At the very least, investors watching the company’s earnings on May 12 will want to see D-Wave maintain strong earnings at the end of the latest quarter. Ideally, however, the company will be able to accelerate its revenue growth and show signs of turning to profitability.

Rigetti Faces the Challenge of Convincing Investors of Its Commercial Performance

If D-Wave has an uphill battle, Rigetti may have more of a mountain to climb with its revenue results. The company showed weaker trading in Q4 2025 earnings, as revenue fell YOY to $1.9 million from $2.3 million in the year-ago quarter. Gross margin also decreased YOY by 9% to 35%, and operating losses increased.

Rigetti Computing Today

The stock logo of Rigetti Computing, Inc
RGTIRGTI performance for 90 days

Rigetti Computing

$18.94 +0.60 (+3.27%)

As of 05/8/2026 04:00 PM Eastern

52 week interval
$9.85

$58.15

Target Value
$30.64

For Rigetti, the product may not be the main concern. The company has seen impressive two-qubit gate reliability in some of its latest prototypes, which could indicate the effectiveness of future superconducting efforts. It also has growing backlogs, and healthy manufacturing margins, which should help it scale production on some of its most promising hardware.

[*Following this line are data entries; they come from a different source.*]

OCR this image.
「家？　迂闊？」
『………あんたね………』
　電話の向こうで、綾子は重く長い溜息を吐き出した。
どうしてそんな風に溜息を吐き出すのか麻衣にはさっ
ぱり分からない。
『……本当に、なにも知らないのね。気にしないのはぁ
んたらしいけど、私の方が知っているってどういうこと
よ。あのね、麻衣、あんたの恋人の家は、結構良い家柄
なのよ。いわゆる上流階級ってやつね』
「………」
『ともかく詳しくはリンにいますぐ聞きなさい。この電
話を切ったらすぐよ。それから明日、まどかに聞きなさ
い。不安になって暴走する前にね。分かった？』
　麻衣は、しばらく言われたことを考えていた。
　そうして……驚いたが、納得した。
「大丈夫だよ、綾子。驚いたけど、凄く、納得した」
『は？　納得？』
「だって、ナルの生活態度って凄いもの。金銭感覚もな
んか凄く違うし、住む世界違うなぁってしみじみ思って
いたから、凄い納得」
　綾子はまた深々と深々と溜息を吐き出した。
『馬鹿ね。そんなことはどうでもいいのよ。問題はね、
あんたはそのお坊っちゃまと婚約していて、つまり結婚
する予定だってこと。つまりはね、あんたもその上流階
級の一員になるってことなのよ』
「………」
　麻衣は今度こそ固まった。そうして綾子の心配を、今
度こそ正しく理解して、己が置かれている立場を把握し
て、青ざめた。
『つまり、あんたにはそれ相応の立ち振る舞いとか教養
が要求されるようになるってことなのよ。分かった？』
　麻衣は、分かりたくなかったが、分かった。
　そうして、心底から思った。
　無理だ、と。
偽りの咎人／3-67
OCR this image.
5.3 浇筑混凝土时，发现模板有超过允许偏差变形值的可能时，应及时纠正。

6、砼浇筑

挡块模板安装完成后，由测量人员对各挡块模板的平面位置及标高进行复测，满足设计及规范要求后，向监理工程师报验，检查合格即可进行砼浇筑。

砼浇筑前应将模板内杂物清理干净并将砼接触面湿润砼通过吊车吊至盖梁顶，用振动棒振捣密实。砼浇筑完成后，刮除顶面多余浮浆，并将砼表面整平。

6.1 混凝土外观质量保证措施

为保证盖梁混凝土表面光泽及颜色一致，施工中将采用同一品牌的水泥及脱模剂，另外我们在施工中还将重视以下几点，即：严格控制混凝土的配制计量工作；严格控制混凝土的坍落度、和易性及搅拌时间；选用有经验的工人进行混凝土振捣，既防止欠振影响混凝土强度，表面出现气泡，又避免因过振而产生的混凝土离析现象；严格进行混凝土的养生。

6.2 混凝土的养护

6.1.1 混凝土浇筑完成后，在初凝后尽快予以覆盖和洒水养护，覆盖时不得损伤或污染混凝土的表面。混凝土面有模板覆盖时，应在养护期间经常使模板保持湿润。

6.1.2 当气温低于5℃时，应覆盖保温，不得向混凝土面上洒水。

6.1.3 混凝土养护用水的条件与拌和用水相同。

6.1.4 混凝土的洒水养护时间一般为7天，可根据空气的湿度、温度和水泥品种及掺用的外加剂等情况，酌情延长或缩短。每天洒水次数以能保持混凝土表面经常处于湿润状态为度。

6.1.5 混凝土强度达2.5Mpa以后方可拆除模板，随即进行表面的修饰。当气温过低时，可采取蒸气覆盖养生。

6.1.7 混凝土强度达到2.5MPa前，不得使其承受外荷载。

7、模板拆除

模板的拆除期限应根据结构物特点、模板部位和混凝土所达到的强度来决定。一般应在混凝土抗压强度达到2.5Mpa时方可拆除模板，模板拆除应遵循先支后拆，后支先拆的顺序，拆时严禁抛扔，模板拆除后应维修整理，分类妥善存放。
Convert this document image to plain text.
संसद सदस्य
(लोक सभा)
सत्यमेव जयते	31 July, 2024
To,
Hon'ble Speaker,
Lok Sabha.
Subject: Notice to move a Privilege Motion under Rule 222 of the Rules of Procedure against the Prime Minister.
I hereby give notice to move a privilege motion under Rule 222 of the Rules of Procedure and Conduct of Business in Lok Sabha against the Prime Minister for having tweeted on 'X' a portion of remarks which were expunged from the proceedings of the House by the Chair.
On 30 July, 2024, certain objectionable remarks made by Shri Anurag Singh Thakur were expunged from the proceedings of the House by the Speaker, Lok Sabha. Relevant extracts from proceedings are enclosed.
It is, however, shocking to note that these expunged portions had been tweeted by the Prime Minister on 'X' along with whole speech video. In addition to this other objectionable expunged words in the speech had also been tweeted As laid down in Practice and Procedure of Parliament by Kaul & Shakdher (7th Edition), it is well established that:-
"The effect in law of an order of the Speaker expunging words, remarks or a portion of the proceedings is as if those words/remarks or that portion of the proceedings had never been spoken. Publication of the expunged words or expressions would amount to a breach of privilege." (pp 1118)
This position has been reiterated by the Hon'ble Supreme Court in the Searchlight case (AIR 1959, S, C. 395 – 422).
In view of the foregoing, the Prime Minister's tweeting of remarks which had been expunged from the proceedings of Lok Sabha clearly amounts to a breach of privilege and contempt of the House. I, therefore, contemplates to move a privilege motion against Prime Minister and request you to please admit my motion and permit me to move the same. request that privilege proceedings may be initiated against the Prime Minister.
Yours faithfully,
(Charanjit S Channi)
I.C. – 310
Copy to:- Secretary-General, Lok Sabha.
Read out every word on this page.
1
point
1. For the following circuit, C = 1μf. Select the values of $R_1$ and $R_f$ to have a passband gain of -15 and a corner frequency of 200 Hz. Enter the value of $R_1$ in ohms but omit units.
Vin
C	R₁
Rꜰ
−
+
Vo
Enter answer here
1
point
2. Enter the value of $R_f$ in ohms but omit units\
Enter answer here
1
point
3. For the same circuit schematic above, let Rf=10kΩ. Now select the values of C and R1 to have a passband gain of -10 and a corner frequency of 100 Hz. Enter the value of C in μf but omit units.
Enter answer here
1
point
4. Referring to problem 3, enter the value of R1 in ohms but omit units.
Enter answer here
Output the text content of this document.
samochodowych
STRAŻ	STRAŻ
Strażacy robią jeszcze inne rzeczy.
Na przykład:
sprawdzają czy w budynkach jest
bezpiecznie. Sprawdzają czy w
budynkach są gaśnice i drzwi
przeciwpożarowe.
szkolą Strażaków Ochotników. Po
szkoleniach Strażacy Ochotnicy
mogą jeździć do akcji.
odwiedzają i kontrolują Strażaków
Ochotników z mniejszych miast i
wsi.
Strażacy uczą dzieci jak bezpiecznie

Instead, Rigetti must convince customers—and investors—that the uses of its products go beyond government and institutional applications. IonQ has been able to do this on a large scale, noting in its last earnings report that nearly 60% of its revenue for the period came from commercial customers. Investors will certainly want to see similar signs of progress from Rigetti in its May 11 earnings. This could help the company break out of its share price slump again (down more than 15% YTD).

Will Earnings Make or Break Investor Patience?

Wall Street analysts remain firm in their support for both QBTS and RGTI shares or have not changed their ratings: QBTS continues to be a Moderate Buy with 14 Buy ratings and only three Sell and Hold ratings, while RGTI has a Moderate Buy, with eight Buy and five Sell ratings combined. Analysts expect both stocks to see big upside.

The real question is whether Q1 earnings will change course—by showing strong revenue momentum, a shift to profitability, growing commercial appeal, and so on—or if it might once again prompt investors to wait. If the latter, it remains to be seen how patient investors are willing to own these companies, but the decline in early 2026 suggests that there may be a limit to this patience.